Ernesto Neto is one of Latin America’s most important contemporary artists. His work, comprising sculptures, installations and multimedia projects, has won worldwide recognition, with several presentations at the Venice Biennale and exhibitions in the world’s leading museums. It has been collected by, among others, the Museum of Modern Art and the Solomon R. Guggenheim Museum, New York; the Tate Modern, London; the Centre Pompidou, Paris; and the Hara Museum, Tokyo.
Neto’s ideas have been influenced by the Brazilian Neo-Concrete movement of the 1960s and also by Minimal and Conceptual Art, and Arte Povera. Spirituality, humanism, and ecology are among his principal concerns. His work since the 1990s has been characterized by the use of unusual materials and techniques. His sculptures and installations often feature biomorphic forms and organic materials, with transparency and sensuality playing a major role. Viewers can touch the works and walk through them or set them in motion; in many cases, they also appeal to the sense of smell. The visitor is invited to concentrate on his or her own perception and interact with the work and its environment.
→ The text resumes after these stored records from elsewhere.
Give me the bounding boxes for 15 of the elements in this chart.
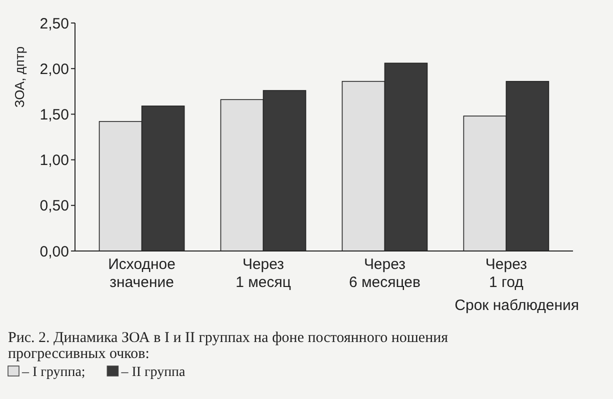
legend-label: – II группа bbox=[120, 365, 186, 380]
y-axis-title: ЗОА, дптр bbox=[12, 46, 27, 108]
y-tick-label: 2,50 bbox=[40, 15, 69, 32]
y-tick-label: 0,50 bbox=[40, 198, 69, 215]
y-tick-label: 1,50 bbox=[40, 106, 69, 124]
y-tick-label: 2,00 bbox=[40, 60, 69, 78]
x-tick-label: Исходное значение bbox=[108, 256, 176, 291]
x-tick-label: Через 6 месяцев bbox=[348, 256, 421, 291]
x-tick-label: Через 1 месяц bbox=[236, 256, 292, 291]
x-tick-label: Через 1 год bbox=[485, 256, 528, 291]
text: Рис. 2. Динамика ЗОА в I и II группах на фоне постоянного ношения прогрессивных очков: bbox=[8, 330, 448, 362]
y-tick-label: 0,00 bbox=[40, 243, 69, 260]
y-tick-label: 1,00 bbox=[40, 152, 69, 170]
x-axis-title: Срок наблюдения bbox=[454, 297, 579, 314]
legend-label: – I группа; bbox=[21, 365, 86, 380]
In recent years, Neto has turned his attention to a new series of works, which he is realizing in cooperation with the Huni Kuin, an indigenous community living in the Amazon region near the Brazilian border with Peru. The culture and customs of the Huni Kuin, their knowledge and craft skills, their aesthetic sense, their values, their world view, and their spiritual connection with nature, have transformed Neto’s conception of art and become integral elements of his artistic practice.
GaiaMotherTree was made entirely by hand. Strips of cotton were colored with natural dyes, and then knotted together with a finger-crocheting technique to form a giant transparent structure. The upper part of the work, shaped like the crown of a tree, covers the ceiling of the station concourse. At the base of the tree there is a large space where visitors can linger and rest on seats arranged in a circle. Drop-shaped elements hanging from the branches are filled with aromatic spices and dried leaves.